More recently, the Hoover Institution focused on a single aspect of the NYC real estate construction puzzle: “Today, about 27 percent of buildings in Manhattan have the dubious honor of landmark status—dubious because of the enormous costs associated with that designation. …

“The purpose of the law was to supposedly preserve New York City’s great and historic buildings from the crass utilitarian dictates of the marketplace. … the Commission operates to regulate everything from the process by which landmarks are designated to the extensive restrictions on the ability of their owners to make any exterior or interior changes in their structures, down to the last ventilation duct, awning, window opening, and fire escape. The simplest way to think about landmark designation is that it puts the city in the position of part owner of the affected buildings, which then lets it decide how these buildings are maintained and altered, without having to bear anything close to the full financial burden of its decisions.”
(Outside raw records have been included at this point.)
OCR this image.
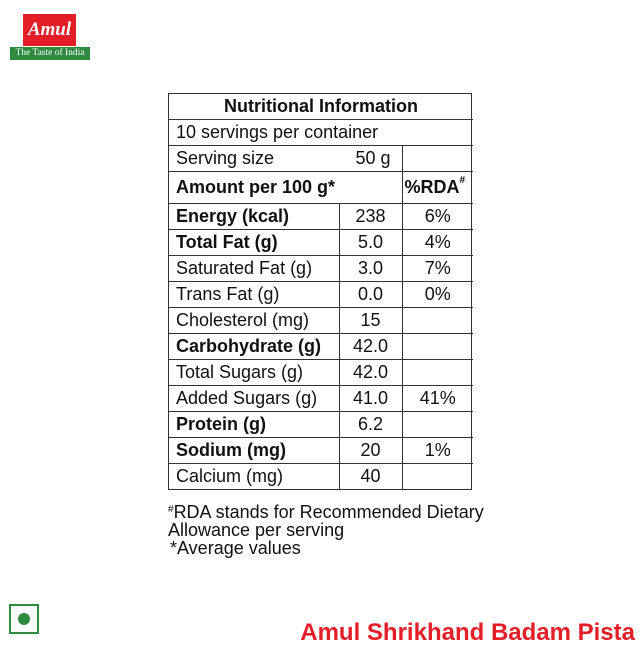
Amul
The Taste of India
Nutritional Information		
10 servings per container		
Serving size 50 g		

Amount per 100 g*		%RDA#
Energy (kcal)	238	6%
Total Fat (g)	5.0	4%
Saturated Fat (g)	3.0	7%
Trans Fat (g)	0.0	0%
Cholesterol (mg)	15	
Carbohydrate (g)	42.0	
Total Sugars (g)	42.0	
Added Sugars (g)	41.0	41%
Protein (g)	6.2	
Sodium (mg)	20	1%
Calcium (mg)	40	
#RDA stands for Recommended Dietary
Allowance per serving
*Average values
Amul Shrikhand Badam Pista
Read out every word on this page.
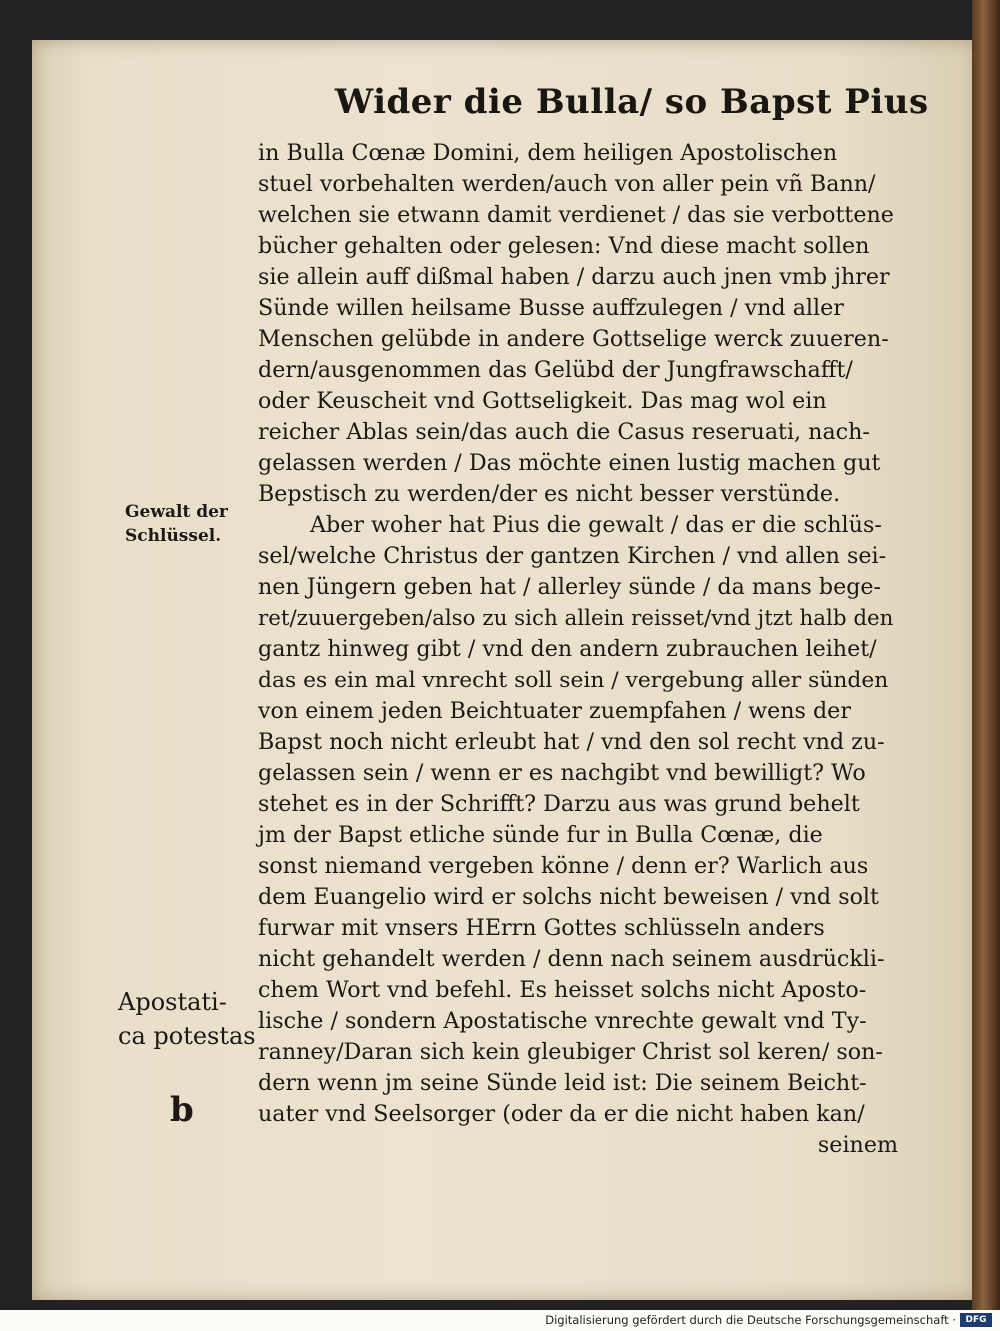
Wider die Bulla/ so Bapst Pius
in Bulla Cœnæ Domini, dem heiligen Apostolischen
stuel vorbehalten werden/auch von aller pein vñ Bann/
welchen sie etwann damit verdienet / das sie verbottene
bücher gehalten oder gelesen: Vnd diese macht sollen
sie allein auff dißmal haben / darzu auch jnen vmb jhrer
Sünde willen heilsame Busse auffzulegen / vnd aller
Menschen gelübde in andere Gottselige werck zuueren-
dern/ausgenommen das Gelübd der Jungfrawschafft/
oder Keuscheit vnd Gottseligkeit. Das mag wol ein
reicher Ablas sein/das auch die Casus reseruati, nach-
gelassen werden / Das möchte einen lustig machen gut
Bepstisch zu werden/der es nicht besser verstünde.
Aber woher hat Pius die gewalt / das er die schlüs-
sel/welche Christus der gantzen Kirchen / vnd allen sei-
nen Jüngern geben hat / allerley sünde / da mans bege-
ret/zuuergeben/also zu sich allein reisset/vnd jtzt halb den
gantz hinweg gibt / vnd den andern zubrauchen leihet/
das es ein mal vnrecht soll sein / vergebung aller sünden
von einem jeden Beichtuater zuempfahen / wens der
Bapst noch nicht erleubt hat / vnd den sol recht vnd zu-
gelassen sein / wenn er es nachgibt vnd bewilligt? Wo
stehet es in der Schrifft? Darzu aus was grund behelt
jm der Bapst etliche sünde fur in Bulla Cœnæ, die
sonst niemand vergeben könne / denn er? Warlich aus
dem Euangelio wird er solchs nicht beweisen / vnd solt
furwar mit vnsers HErrn Gottes schlüsseln anders
nicht gehandelt werden / denn nach seinem ausdrückli-
chem Wort vnd befehl. Es heisset solchs nicht Aposto-
lische / sondern Apostatische vnrechte gewalt vnd Ty-
ranney/Daran sich kein gleubiger Christ sol keren/ son-
dern wenn jm seine Sünde leid ist: Die seinem Beicht-
uater vnd Seelsorger (oder da er die nicht haben kan/
seinem
Gewalt der
Schlüssel.
Apostati-
ca potestas
b
Digitalisierung gefördert durch die Deutsche Forschungsgemeinschaft ·	DFG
  1. Union and safety regulations far beyond the average for cities, increasing costs. Cityandstate. Com recently wrote: “The Second Avenue Subway cost about eight times as much as recent subway extensions in Berlin and Paris. … One reason for the high costs and extra time has become obvious in the past few years: inefficient work practices. As this author noted nearly three years ago, because of inefficient union work rules, New York transit projects often require 25 workers on a tunnel-boring machine, when as few as five are necessary in western Europe. When a tunnel worker in New York makes $118.85 per hour in wages and benefits, as required by New York’s state prevailing wage law, that’s a lot of wasted money.

“There’s nothing wrong, of course, with paying a highly skilled construction worker a wage that’s sufficient to live on in an expensive city. There are just often too many such workers for a particular job.”

  1. Extensive low-quality, crowded public housing.

NYC is the U.S. epicenter of the  coronavirus because it is the U.S. epicenter of left-liberal economic intervention that in every possible way has increased the cost and decreased the pace of building ordinary housing for ordinary people.

Cuomo and De Blasio and their leftist predecessors bear the chief responsibility for the city’s vulnerability to this tragedy.

The result is a city among the most crowded anywhere in its housing. And, of course, that makes “social distancing” EVEN AT HOME far less effective.

Gov. Cuomo and Mayor De Blasio have supported and furthered every possible policy described above. They and their leftist Democratic Party predecessors bear the chief responsibility for the city’s vulnerability to this tragedy.